Massimo Gramellini e Carlo Fruttero, La Stampa 24/10/2010, pagina 88, 24 ottobre 2010
STORIA D’ITALIA IN 150 DATE
10 giugno 1981
Bambino pubblico
Quando la piccola bara bianca arriva alla basilica romana di San Lorenzo, stenta a farsi largo tra una folla fittissima: applausi, pianti, urla, accuse, isterica curiosità. «Fateci vedere il bambino, non è lui, è un bambolotto!». È la stessa folla, tumultuosa e cieca, descritta da Manzoni nell’assalto ai forni, ma qui per la prima volta viene ripresa dalla tv, che già un mese prima ha tenuto in sospeso, ora per ora, gli spettatori con la tragedia di Alfredino Rampi, precipitato in un pozzo artesiano a Vermicino nei pressi di Frascati.
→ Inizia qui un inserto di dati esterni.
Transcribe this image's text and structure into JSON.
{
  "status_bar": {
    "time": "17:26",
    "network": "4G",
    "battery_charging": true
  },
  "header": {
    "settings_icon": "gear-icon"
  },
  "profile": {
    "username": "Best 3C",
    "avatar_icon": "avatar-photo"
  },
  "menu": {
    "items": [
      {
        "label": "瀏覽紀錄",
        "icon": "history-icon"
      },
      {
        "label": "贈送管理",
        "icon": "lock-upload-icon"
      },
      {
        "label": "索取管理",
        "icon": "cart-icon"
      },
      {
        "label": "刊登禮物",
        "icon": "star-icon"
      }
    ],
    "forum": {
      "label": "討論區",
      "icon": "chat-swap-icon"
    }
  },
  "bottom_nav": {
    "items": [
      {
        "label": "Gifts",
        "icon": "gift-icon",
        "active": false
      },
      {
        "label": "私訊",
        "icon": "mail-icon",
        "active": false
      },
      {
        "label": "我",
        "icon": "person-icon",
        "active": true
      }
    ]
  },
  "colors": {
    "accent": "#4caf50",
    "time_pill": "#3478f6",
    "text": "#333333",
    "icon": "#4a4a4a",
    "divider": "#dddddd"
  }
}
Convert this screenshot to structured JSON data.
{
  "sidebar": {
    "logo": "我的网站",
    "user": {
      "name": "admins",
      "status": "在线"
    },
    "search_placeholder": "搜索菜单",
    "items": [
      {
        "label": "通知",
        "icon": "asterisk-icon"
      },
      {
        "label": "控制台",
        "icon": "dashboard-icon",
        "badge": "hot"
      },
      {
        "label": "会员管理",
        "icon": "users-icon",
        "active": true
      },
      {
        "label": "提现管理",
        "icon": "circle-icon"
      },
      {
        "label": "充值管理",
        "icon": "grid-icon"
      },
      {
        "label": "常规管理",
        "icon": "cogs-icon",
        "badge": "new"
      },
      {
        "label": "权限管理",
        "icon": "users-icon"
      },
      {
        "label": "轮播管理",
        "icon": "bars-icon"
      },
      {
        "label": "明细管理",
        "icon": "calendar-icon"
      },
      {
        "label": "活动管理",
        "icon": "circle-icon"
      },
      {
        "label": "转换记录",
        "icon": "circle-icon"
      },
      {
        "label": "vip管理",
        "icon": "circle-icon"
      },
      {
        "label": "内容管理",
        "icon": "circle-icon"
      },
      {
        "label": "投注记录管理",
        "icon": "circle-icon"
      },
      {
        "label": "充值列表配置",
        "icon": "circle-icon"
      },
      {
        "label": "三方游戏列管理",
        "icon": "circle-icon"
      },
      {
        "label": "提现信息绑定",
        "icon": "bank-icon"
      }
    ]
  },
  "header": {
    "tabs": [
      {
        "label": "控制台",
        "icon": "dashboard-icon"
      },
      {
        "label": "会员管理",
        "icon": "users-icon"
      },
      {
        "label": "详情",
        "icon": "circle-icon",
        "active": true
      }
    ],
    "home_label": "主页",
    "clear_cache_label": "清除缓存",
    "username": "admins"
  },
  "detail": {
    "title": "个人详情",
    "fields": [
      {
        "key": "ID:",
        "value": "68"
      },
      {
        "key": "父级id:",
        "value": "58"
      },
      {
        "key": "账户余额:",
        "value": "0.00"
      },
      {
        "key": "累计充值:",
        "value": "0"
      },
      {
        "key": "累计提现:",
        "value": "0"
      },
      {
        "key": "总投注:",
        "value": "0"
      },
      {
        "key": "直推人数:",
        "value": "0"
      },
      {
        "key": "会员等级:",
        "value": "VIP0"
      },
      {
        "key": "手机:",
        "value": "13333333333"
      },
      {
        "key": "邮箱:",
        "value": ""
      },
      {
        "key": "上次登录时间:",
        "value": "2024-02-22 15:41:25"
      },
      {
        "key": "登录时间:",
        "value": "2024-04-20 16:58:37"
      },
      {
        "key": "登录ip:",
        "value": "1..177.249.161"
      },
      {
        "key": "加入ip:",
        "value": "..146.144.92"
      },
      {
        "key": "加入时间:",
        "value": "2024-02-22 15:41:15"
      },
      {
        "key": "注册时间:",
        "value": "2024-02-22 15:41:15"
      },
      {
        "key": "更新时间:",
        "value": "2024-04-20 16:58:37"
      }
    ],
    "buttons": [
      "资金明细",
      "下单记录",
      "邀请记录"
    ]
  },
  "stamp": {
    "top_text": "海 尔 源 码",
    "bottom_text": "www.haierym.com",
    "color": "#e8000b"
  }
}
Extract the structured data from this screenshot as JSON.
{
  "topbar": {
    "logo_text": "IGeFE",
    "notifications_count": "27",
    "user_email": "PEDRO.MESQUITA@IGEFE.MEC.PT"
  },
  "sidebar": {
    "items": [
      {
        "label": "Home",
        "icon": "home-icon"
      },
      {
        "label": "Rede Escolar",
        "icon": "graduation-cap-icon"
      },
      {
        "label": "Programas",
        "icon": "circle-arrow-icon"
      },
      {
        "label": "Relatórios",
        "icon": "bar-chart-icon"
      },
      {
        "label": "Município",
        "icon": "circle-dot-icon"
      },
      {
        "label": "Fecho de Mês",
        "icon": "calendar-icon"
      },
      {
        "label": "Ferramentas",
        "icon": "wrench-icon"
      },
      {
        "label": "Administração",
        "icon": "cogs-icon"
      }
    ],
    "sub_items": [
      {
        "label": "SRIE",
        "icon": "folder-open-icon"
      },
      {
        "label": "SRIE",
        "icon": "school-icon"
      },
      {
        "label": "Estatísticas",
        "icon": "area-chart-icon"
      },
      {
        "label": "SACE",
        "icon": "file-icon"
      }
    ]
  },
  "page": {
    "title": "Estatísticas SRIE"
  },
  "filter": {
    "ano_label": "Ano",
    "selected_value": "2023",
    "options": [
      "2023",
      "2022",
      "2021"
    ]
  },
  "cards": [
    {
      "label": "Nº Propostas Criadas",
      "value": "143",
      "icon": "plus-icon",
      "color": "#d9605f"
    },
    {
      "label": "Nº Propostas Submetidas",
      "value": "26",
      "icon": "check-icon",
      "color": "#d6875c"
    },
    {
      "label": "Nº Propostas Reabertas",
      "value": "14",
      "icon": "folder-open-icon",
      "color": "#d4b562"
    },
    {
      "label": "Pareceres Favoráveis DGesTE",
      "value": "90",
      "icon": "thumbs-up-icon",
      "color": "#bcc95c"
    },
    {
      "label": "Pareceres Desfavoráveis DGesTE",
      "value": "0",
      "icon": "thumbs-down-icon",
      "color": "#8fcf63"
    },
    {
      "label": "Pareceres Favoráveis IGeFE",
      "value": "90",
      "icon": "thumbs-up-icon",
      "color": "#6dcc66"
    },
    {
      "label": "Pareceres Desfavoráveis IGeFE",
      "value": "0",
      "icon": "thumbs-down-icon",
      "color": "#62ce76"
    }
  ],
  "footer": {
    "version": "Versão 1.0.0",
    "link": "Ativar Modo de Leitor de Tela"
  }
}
Pozzo naturalmente abusivo, non segnalato, dove il bambino, verso sera, è scivolato mentre tornava di corsa a casa per la cena. La famiglia non lo vede rientrare e comincia a cercarlo. Il proprietario del pozzo si accorge che le due assi in croce sull’imbocco di 50 centimetri sono spezzate e copre l’apertura con un coperchio metallico, senza capire che il bambino può essere proprio là sotto. Dopo ore di ricerche, qualcuno sente dei fiochi lamenti e il piccolo viene ritrovato, ma laggiù, a più di 20 metri nel terreno argilloso. Chiama la mamma, ha male (nella caduta si è rotto il femore) e ha problemi respiratori e cardiaci congeniti. Vengono calate funi, sonde, microfoni, mentre il comandante dei Vigili del Fuoco gira tutta la notte inutilmente per Roma alla ricerca di una scavatrice. Intanto la notizia è planata sulla scrivania del direttore del Tg1, Emilio Fede, che decide di allestire un collegamento con Vermicino in coda all’edizione della sera. È l’inizio della saga. Diciotto ore di diretta ininterrotta, l’Italia intera davanti alla tv, che da quel momento diventa un’altra cosa: non più solo emittente, ma guardona. Intorno al pozzo si raduna una folla enorme. Arriva il presidente Pertini con il suo seguito e insiste per incoraggiare Alfredino personalmente. La confusione è totale. Nessuno pensa a transennare la scena, sfilano acrobati, nani, «er microbo der Tufello», ginnasti, mitomani, ciascuno accompagnato dal suo manager, e tutti pretendono di poter scendere e tirar su il bambino. Si scava un pozzo parallelo che si ferma però a 20 metri di profondità. Si tenta di aprire una galleria di raccordo, ma intanto il piccolo è pian piano scivolato a una profondità di 60 metri. Uno speleologo scende a testa in giù con una corda che Alfredino non ha più la forza di afferrare. Un pompiere gli parla in continuazione, finché tutto tace e l’Italia spegne il televisore.
Quando un mese dopo, viene scavato un passaggio adeguato, con mezzi adeguati, il bambino è chiuso in un rigido blocco verdastro. L’autopsia dirà che è morto soffocato dal fango, disidratato, denutrito e terrorizzato. La folla di San Lorenzo non offre certo un bello spettacolo, ma qualche ragione ce l’ha.